Jean-Pierre Oyiba, le ministre des Infrastructures, va avoir du pain sur la planche pour débrayer la grève des agents de son département. © gabonactu.com

 

Ignorés par leur tutelle dans le cadre de leurs revendications, les membres de la coalition syndicale du ministère des Infrastructures ont donné de la voix, le 18 avril dernier à Libreville. A l’issue de l’assemblée générale organisée à cet effet, les responsables syndicaux ont annoncé l’observation d’un mouvement d’humeur, lancé le 19 avril dernier.

Les agents dénoncent ainsi le mutisme de leur hiérarchie sur plusieurs dossiers : l’achat des équipements, l’intégration à la fonction publique de la main d’œuvre non permanente, la revalorisation de l’aide au développement ou encore, l’application de la mesure du salaire minimum à 150 000 francs CFA (déjà approuvée par le ministre, ndlr).

Ils souhaitent également la fermeture de l’Agence nationale de l’urbanisme, des travaux topographiques et du cadastre (ANUTTC). Mais surtout, les grévistes exigent le paiement de la Prime d’incitation à la performance (PIP) du 2e trimestre 2015. Ce dernier point cristallise visiblement la frustration des agents, d’autant que cette prime a été payée dans l’ensemble des ministères, sauf à celui des Infrastructures.

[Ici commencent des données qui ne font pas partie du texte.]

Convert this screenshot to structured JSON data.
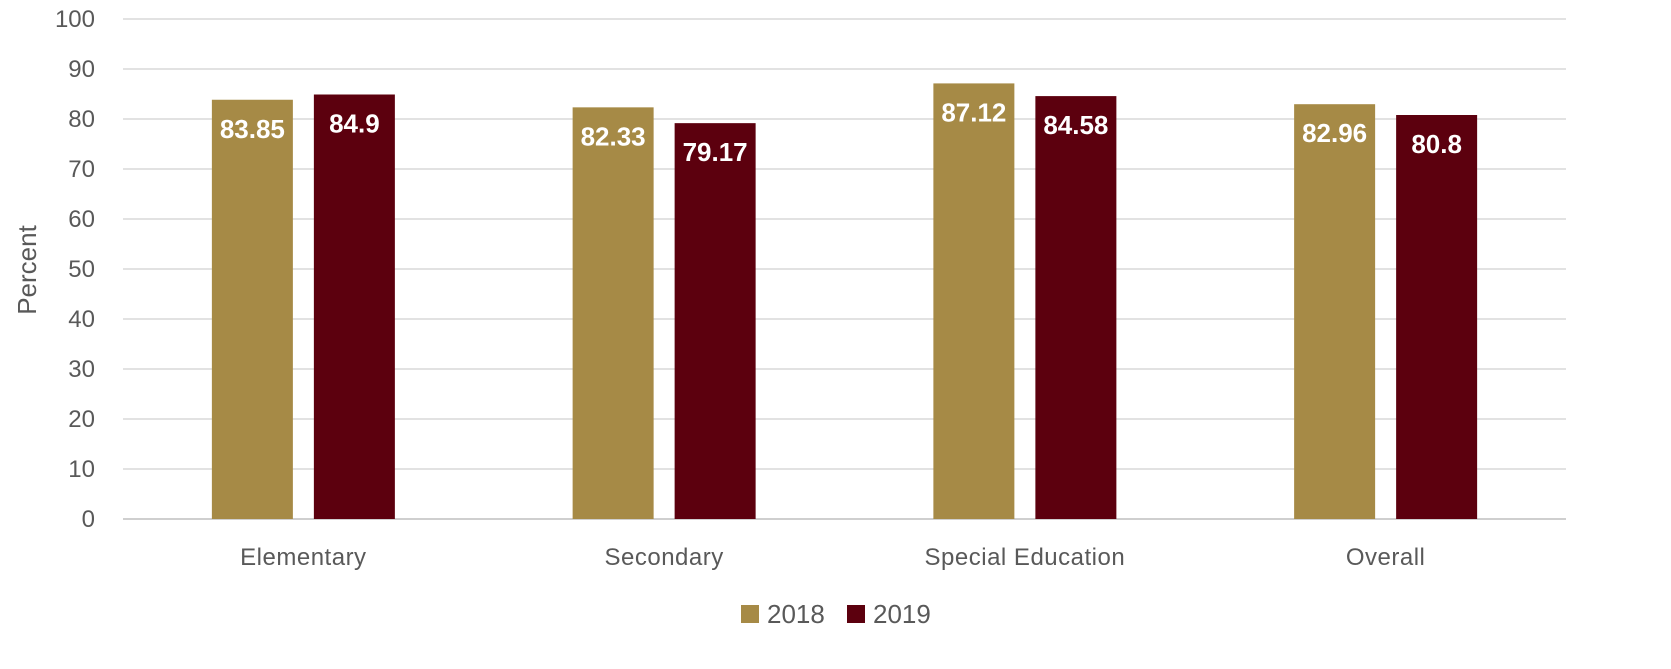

«Les agents se rendent compte que le gouvernement veut tuer cette régie au profil des agences et que certaines administrations avaient perçu leur PIP juste avant l’élection présidentielle d’août dernier», a confié un leader syndical, relayé par l’hebdomadaire Moutouki. «Il y a deux semaines, les agents du ministère de l’Education nationale sont rentrés en possession de la PIP. Pourquoi donc cette inégalité ?», a-t-il demandé.

Selon les grévistes, le montant global de la prime polémique s’élève à plus de 1,2 milliard de francs CFA. Une bombe que devra vite désamorcer le ministère de tutelle, au regard de la position stratégique de son département. D’autant que les grévistes digèrent très mal les montants évoqués au dialogue national.